I blinked, then shook my head, that anxiety coming back.
“I heard sixteen dead.”
I didn’t bother saying I’d heard thirty. “Any family there?”
“No. You?”
“Agota and Bernard are in Tisakarad, but I’ll bet Ferenc has dragged them over there by now.”
We let that sit between us, because even though this was our space, neither of us knew for sure how well Gavra Noukas did his job, which was in part to keep an eye on us, and measure our political morality. It was always possible he’d bugged the place.
So she changed the subject. “What’s going on with Yuri Kolev?”
“Poisoned. And I don’t have any tenable leads.”
Then Katja put into words something that had been nagging at me. “It seems odd, though. Two men, Volan and Kolev, one retired and the other ready to retire. Killed a few days apart.”
“By that logic, I’m next,” I said, smiling.
“Watch out, Chief.”
My phone rang, but she made no move to leave. I picked it up. “Yes?”
“This is Records,” said the woman.
“Will you be drinking coffee today?”
She sighed loudly. “Just send one kilo for my effort.”
“Nothing?”
“The file on Lebed Putonski was signed out two weeks ago and not returned.”
“You’re joking.”
“If you knew me, Comrade Chief, you’d know how unlikely that was. The file should’ve been returned after three days.”
“If you can tell me who signed it out, you’ll get both kilos.”
“I’m not supposed to do that, you know.”
“Three kilos.” I didn’t have three kilos, but I was retiring. This would be my last bribe as a militiaman. Katja stared at me over the rim of her cup.
“You win. Name’s Rosta Gorski.”
I asked her to spell it, then scribbled it in my notepad. “What else did he sign out?”
She hummed. “Don’t tell me you have more coffee?”
“You need stockings?” I could take a couple of pairs from Lena if necessary.
“Hold on.”
I heard her set down the phone. Katja mouthed,
What’s going on?
I shook my head and waved her out, but, like Lena, she wasn’t the kind of woman to be shooed off. She read what I’d written. “Gorski?”

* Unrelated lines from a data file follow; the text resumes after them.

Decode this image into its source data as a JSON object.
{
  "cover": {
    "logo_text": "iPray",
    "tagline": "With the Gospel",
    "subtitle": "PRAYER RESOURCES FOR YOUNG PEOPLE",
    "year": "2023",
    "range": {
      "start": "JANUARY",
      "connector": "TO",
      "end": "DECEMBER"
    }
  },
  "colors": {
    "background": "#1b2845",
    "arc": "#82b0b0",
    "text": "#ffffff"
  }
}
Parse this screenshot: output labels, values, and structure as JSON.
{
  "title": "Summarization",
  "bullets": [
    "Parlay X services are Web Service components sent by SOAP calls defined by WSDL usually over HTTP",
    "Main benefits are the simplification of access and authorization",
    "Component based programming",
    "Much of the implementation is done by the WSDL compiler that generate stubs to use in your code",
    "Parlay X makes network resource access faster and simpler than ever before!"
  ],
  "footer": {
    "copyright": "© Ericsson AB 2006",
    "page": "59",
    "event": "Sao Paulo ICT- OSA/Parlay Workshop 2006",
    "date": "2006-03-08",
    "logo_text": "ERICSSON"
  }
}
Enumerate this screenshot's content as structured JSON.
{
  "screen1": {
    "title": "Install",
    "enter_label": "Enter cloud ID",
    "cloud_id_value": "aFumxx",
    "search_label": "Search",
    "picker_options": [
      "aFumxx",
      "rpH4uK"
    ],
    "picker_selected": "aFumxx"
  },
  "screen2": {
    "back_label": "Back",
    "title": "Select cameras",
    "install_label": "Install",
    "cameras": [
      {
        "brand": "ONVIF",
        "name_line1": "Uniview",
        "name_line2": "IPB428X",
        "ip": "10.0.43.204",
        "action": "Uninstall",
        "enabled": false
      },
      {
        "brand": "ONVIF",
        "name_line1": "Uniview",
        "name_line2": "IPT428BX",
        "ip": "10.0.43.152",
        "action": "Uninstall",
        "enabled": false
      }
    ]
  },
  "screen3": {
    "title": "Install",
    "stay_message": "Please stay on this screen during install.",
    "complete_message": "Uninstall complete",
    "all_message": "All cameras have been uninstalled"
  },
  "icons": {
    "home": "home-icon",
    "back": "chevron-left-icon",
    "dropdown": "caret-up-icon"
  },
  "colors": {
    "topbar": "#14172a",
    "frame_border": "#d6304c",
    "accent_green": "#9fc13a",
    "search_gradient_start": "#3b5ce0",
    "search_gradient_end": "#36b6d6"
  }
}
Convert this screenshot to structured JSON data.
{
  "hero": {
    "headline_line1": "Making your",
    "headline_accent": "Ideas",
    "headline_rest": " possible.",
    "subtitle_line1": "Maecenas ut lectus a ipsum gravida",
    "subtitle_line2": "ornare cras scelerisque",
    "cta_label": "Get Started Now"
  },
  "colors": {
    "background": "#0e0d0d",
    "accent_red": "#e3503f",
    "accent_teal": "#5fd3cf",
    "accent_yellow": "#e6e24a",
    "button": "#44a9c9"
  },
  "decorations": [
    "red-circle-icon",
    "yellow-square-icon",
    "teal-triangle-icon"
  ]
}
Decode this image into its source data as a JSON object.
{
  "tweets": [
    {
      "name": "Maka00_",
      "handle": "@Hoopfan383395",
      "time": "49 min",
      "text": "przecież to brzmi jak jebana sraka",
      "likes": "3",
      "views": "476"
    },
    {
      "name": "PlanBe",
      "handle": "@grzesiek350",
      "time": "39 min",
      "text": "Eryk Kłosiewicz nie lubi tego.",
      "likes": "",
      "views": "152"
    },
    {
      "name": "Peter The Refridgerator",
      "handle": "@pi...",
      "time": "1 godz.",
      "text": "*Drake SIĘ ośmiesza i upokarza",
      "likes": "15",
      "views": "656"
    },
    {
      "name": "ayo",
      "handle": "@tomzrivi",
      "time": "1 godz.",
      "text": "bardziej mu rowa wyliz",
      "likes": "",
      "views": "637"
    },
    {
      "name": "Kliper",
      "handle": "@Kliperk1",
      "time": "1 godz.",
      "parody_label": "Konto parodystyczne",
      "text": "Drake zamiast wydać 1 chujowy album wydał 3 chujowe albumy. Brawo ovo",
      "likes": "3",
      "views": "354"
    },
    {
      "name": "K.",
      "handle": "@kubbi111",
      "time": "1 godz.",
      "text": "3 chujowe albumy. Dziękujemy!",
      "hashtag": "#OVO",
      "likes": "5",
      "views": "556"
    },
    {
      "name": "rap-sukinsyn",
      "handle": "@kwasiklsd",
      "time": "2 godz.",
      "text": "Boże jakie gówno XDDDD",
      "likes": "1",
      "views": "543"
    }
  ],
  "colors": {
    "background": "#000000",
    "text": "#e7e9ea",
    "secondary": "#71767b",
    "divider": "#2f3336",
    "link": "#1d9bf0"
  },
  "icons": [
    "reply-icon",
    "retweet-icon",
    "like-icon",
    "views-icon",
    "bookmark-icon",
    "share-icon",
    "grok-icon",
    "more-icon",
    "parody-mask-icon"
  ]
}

I put a finger to my lips as the clerk returned. “Got a pen?”
“Shoot.”
“One Militia case file, number 10-3283-48.”
As I wrote the number in my notepad, my hand went cold. I knew that case intimately. “Go on.”
“And a bunch of personnel files. Names: Volan, Dusan. Sev, Brano …
hey.”
My heart was palpitating, and my hand was damp. “What?”
“Youre here. Brod, Emil.”
For an instant I couldn’t speak. Katja, seeing my face, stood instinctively. I wrote one word—
me
—and said, “Go on.”
The clerk noticed my tone; when she continued, it was in a whisper. “Michalec, Jerzy, and Zoltenko, Tatiana. And that Putonski one. You got them all?”
I looked at the list. “Who gave Gorski the authority to walk out with all these files?”
“A minute.”
She set the phone down again, and I heard papers being shifted and flipped through. Katja was in her seat again but leaning forward to read the names.
Brano Sev,
she mouthed, a look of terror on her face.